OtterBox doesn’t consider itself “strictly an e-commerce site,” said Tatti but e-commerce is strategic to their company since “it’s the best connection to understand what consumers want.” E-commerce allows the company to give customers choices – customers can choose the color combination they for their iPhone case– and the company can use that data to inform their biggest customers like Best Buy, Sprint and Verizon, with real-time trends. It’s a multi-channel strategy that ensures customers are getting what they want and the company can continue its growth trajectory.  

OtterBox doesn’t sit back and rely on just on e-commerce to spread their products globally. The company realizes the needs in South Korea can be different from those in Fort Collins or those in Ireland. Their expansion plan uses local knowledge through on-the-ground teams and combines it with the power of e-commerce. Tatti said the local offices operate very much in a startup mode, but with the weight of an established company and a fully developed product behind them.

The company isn’t just dedicated to providing protection for the world’s devices; they also have a foundation that puts technology into the hands of kids in Northern Colorado. Their aim: “igniting and equipping young entrepreneurs and philanthropists,” said Tatti.

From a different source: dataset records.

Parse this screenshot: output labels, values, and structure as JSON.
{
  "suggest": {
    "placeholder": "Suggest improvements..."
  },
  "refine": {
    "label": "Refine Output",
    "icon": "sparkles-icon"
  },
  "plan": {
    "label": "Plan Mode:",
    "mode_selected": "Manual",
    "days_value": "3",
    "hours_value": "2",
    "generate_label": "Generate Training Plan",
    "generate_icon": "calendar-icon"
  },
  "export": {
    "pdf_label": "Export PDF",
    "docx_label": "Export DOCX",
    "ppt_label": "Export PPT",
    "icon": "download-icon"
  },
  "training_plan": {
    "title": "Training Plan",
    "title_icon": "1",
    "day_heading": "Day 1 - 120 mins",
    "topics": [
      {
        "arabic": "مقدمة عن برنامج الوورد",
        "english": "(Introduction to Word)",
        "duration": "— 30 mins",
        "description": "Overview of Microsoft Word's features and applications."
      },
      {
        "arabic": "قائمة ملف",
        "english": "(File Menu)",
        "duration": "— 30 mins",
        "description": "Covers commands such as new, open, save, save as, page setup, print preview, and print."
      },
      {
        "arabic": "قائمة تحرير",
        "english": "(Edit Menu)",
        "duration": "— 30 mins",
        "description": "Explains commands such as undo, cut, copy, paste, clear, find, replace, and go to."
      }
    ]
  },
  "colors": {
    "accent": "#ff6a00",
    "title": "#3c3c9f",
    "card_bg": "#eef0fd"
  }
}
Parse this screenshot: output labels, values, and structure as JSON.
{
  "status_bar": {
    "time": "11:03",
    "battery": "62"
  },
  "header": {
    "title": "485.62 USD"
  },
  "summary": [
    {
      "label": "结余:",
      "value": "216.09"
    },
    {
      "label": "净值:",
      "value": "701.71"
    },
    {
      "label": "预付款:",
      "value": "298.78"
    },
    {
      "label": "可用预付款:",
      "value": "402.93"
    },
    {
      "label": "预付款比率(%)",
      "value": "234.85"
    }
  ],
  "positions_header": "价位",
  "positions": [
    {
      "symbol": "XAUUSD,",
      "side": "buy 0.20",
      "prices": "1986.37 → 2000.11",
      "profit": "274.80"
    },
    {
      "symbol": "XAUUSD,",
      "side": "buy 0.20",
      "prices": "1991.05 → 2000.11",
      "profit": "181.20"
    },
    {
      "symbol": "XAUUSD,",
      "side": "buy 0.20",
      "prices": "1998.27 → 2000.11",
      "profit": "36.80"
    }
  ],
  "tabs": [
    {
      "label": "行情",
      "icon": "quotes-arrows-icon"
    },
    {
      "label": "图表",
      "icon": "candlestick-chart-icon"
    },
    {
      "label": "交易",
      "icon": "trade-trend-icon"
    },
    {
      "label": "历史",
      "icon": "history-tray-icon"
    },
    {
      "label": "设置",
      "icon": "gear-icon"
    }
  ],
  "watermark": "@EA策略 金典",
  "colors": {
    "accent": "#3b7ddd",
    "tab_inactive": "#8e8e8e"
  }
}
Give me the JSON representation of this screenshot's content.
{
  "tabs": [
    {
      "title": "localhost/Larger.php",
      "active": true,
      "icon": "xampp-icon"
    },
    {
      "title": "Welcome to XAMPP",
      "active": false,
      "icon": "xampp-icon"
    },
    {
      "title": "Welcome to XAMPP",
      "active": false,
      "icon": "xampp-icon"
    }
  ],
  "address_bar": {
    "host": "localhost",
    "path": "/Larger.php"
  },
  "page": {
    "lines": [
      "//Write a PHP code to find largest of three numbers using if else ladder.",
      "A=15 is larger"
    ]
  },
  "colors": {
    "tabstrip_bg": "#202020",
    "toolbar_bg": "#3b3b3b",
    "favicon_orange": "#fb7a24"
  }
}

The company has plans to launch new products this year and is actively hiring. They have around 1,000 global employees, with the vast majority based in Colorado.



Finding a Healthy Lifestyle Online, with Zero Emissions

Boulder-based Gaiam is built for “millions of people who are yearning to make positive changes for their health, their communities and the planet." Through their products – from yoga mats and athletic clothing to air purifiers – the company aims to support “people on their journey of a healthy, sustainable lifestyle,” said COO Cyd Crouse.

For Gaiam, e-commerce isn’t just about getting products to a greater number of people. It’s also about spreading an environmental message. The company created a carbon-neutral shipping program back in 2006. It allows customers to “go zero” on emissions. The program plants trees through The Conservation Fund to offset carbon emissions from shipping. It’s not just for customers either; their headquarters outside of Boulder uses a 100 kilowatt photovoltaic solar power system, eco-conscious building materials and serves organic food in the company cafeteria.

Growth of 22 percent is coming from the tremendous growth in the yoga, fitness and restorative health markets, said Crouse. Gaiam prides itself on being a place for anyone from a yogi to a newbie, fitness enthusiasts to those who are looking to gain a bit more strength and flexibility.

Having a base in Colorado means being “surrounded by communities and people who are deeply committed to environmental stewardship and healthy, active lifestyles.”

Gaiam has over 200 employees and plans to hire throughout the year.